You can also win an argument, even if you’re wrong. Or, at the very least, you can make it so you don’t lose that argument. You can stop the argument.
- You can stop the argument by distracting from it.
- You can stop the argument by placating others and going along with what they want.
- You can stop the argument by laying out loads of blame on everyone and everything.
- You can stop the argument by making it extremely uncomfortable to continue arguing.
I cop to having used these methods from time to time. But, overall I do not recommend them. Students will never learn to resolve interpersonal conflicts on their own if we interfere by distracting them. (Don’t fight, guys, let’s go play on the swings wheee!) They learn not to respect a teacher who’s just trying to make it to dismissal, so yes, fine, we’ll just watch an episode of The Magic School Bus. Students won’t be honest with a teacher who thinks that everything is somebody’s fault. (Would you trust someone that ready to censure?) And, yes, you can grind all sorts of monkey business to a halt with the threat of serious consequence (at our school, that would be the dreaded WHOLE CLASS CLIP-DOWN), but that kind of intimidation quickly loses its power when you employ it one time too many times.

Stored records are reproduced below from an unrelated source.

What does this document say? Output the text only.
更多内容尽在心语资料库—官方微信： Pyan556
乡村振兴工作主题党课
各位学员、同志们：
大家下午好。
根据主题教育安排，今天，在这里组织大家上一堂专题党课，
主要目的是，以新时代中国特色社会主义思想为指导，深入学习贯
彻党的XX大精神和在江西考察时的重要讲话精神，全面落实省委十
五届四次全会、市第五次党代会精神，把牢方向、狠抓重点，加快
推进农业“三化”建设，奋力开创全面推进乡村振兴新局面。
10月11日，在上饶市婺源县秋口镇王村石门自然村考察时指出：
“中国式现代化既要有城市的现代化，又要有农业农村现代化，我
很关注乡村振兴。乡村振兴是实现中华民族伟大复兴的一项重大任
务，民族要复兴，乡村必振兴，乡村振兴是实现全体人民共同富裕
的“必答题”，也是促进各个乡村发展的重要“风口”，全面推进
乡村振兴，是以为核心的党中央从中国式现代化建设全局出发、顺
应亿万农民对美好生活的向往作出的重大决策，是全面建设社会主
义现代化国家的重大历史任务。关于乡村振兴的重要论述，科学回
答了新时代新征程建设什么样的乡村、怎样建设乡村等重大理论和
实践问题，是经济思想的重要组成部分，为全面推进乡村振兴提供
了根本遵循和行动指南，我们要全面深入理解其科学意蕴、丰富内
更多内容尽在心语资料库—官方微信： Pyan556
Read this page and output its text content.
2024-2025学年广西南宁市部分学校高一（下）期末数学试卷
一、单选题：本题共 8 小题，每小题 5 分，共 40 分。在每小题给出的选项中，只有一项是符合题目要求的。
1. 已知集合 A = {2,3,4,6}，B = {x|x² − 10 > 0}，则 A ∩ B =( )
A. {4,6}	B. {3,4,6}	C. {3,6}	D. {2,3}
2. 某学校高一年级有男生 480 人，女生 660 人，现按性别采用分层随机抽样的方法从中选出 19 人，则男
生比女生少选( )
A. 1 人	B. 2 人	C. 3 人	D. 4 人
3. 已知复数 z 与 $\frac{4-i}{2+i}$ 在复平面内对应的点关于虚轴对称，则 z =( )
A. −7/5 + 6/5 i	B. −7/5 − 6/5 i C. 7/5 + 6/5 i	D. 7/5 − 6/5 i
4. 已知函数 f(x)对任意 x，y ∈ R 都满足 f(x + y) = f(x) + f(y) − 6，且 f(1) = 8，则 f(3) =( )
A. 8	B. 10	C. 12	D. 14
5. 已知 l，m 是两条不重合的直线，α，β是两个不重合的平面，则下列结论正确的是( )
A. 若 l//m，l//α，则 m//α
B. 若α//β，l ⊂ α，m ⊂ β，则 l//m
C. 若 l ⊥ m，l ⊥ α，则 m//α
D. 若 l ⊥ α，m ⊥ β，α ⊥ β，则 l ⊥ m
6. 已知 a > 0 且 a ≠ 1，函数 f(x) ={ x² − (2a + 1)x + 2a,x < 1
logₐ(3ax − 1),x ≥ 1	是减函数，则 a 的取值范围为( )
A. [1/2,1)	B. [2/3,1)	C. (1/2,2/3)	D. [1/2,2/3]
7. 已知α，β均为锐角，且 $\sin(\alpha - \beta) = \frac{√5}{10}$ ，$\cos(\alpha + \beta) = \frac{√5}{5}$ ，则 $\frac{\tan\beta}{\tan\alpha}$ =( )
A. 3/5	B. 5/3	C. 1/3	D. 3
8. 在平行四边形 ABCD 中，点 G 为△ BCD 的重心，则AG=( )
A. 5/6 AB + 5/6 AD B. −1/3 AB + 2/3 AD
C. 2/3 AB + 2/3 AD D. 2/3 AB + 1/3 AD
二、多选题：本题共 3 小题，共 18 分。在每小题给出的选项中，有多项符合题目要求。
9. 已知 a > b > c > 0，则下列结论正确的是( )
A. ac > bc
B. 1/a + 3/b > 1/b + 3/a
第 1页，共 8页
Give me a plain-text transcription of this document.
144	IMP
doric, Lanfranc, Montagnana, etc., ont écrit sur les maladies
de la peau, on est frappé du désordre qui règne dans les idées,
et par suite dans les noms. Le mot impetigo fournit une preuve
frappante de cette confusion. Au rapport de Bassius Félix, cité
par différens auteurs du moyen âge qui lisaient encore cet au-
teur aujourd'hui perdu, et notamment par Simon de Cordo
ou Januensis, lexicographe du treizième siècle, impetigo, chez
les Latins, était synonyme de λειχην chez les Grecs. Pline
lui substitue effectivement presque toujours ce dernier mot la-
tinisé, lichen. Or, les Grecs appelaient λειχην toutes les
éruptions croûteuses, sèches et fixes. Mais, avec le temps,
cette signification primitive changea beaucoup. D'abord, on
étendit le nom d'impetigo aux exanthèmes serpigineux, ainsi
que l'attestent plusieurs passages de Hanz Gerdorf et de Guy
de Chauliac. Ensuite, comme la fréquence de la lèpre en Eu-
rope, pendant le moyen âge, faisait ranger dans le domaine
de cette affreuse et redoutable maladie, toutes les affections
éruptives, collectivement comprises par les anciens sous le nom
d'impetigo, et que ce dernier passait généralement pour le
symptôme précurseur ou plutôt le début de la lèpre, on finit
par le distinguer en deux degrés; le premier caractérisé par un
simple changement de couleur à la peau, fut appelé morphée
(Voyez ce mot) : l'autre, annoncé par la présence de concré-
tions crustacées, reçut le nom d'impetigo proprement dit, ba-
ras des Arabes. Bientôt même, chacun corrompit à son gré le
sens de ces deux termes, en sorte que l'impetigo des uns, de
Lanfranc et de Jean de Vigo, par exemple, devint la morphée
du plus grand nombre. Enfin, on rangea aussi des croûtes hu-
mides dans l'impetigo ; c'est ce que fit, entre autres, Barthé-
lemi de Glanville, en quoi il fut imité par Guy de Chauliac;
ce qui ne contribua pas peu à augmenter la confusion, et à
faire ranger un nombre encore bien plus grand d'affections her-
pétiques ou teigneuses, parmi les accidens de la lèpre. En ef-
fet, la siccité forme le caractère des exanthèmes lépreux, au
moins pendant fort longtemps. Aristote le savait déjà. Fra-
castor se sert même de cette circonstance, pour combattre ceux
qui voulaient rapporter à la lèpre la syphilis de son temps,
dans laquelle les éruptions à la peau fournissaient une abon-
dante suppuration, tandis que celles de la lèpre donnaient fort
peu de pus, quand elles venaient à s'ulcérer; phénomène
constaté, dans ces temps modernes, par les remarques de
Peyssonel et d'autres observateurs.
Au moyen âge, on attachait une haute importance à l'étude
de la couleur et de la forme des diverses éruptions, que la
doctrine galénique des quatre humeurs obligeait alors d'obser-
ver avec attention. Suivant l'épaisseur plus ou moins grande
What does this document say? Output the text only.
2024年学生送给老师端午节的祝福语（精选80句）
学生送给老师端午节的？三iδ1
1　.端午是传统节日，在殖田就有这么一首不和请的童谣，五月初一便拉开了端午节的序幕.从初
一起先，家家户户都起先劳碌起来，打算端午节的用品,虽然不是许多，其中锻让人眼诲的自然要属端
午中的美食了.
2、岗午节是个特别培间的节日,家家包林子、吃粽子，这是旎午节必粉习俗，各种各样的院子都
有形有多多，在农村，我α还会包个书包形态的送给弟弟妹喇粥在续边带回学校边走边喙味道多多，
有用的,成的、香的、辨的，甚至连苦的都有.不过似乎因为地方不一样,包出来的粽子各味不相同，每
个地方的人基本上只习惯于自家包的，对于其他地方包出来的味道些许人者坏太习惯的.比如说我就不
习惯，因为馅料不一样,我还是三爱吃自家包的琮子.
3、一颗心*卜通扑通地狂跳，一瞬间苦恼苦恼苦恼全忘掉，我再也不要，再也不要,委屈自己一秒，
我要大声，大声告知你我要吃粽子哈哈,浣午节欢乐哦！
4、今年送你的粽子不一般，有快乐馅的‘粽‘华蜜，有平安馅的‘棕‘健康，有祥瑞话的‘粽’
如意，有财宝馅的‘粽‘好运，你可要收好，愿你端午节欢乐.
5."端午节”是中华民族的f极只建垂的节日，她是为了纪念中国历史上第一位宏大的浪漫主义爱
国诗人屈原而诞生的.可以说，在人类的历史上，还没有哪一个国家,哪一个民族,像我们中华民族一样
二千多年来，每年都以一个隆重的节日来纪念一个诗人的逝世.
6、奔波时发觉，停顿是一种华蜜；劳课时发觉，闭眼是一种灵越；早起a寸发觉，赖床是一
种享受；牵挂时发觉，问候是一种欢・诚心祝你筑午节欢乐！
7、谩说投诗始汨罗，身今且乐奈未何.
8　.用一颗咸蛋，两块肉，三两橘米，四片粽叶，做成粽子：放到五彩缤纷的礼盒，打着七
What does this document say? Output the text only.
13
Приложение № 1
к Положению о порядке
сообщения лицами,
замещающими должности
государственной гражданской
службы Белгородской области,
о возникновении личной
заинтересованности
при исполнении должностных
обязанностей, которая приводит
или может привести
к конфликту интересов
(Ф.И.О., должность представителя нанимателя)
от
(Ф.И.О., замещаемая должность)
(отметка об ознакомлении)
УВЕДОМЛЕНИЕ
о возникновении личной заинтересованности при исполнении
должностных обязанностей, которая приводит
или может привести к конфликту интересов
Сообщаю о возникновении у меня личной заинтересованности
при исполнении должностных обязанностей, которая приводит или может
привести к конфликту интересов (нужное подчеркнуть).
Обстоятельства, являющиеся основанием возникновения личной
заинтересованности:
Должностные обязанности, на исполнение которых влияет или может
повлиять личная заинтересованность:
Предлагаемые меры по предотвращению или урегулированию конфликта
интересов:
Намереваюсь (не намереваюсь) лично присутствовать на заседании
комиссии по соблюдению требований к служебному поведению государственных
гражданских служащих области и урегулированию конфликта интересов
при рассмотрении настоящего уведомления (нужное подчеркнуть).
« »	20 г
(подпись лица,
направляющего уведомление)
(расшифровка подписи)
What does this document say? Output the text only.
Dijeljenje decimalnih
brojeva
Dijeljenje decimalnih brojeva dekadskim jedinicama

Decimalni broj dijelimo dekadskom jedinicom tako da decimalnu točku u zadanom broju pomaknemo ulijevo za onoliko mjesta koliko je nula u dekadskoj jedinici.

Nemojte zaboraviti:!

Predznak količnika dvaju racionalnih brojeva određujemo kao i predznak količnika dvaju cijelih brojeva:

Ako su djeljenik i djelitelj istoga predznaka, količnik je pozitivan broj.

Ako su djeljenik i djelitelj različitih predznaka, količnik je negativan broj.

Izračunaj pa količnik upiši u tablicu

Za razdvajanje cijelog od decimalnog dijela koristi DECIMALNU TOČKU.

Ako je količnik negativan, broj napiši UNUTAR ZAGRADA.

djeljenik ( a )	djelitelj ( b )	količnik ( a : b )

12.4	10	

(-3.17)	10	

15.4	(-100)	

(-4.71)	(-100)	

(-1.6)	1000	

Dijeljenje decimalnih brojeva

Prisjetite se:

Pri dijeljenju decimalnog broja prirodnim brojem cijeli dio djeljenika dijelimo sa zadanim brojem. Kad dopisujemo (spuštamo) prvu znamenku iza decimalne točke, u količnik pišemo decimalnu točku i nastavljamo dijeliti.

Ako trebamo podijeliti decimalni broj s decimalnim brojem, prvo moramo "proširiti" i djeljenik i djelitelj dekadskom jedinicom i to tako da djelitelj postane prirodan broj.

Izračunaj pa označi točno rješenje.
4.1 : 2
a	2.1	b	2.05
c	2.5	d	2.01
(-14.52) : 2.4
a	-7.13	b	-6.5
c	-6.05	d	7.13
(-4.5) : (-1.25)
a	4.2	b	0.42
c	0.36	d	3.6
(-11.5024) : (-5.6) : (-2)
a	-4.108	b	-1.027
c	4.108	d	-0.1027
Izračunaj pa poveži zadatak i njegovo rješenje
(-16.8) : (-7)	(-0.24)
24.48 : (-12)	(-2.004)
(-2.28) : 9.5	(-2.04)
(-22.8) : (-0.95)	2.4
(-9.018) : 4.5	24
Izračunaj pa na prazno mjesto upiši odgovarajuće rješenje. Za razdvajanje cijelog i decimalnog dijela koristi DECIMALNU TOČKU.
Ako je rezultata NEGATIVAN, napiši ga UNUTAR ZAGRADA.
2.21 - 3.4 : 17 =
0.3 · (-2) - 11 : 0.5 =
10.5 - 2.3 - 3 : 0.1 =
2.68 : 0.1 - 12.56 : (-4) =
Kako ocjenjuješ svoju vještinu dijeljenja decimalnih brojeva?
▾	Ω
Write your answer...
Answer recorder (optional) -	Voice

So I’m not saying that doing any of the above makes you a bad teacher. It’s just what you do in a bad moment, when you’re not your best self. However, if the bad moments keep on coming, and these strategies comprise the most recently used file in your classroom management folder, then it might be time to step back and reflect on what’s not working. And by “reflect” I literally mean “take a look in the mirror.”
Maybe it’s just me, but I always had the mindset that disagreeing was a problem, therefore arguments were a problem, therefore arguments are bad. It’s okay to argue. And it’s okay not to win an argument. It’s even okay if an argument has no winners! Don’t shy away from conflict just because you’re scared of it. And don’t feel like you always have to come out on top — it’s a cliché, but pick your battles. And don’t pick the ones where you think you can prevail; pick the ones that really matter to you, even if you have as much chance of winning as a chicken has of having teeth.
And so, when I have a bad moment and am not my best self, I admit it. I think about what I could have done in the moment instead. And then I forgive myself and move on. I can’t go back and undo my mistake, but at least I can carry it with me, ready to deploy what I’ve learned in the next bad moment, when I have a new choice and ability to keep trying to be my best self.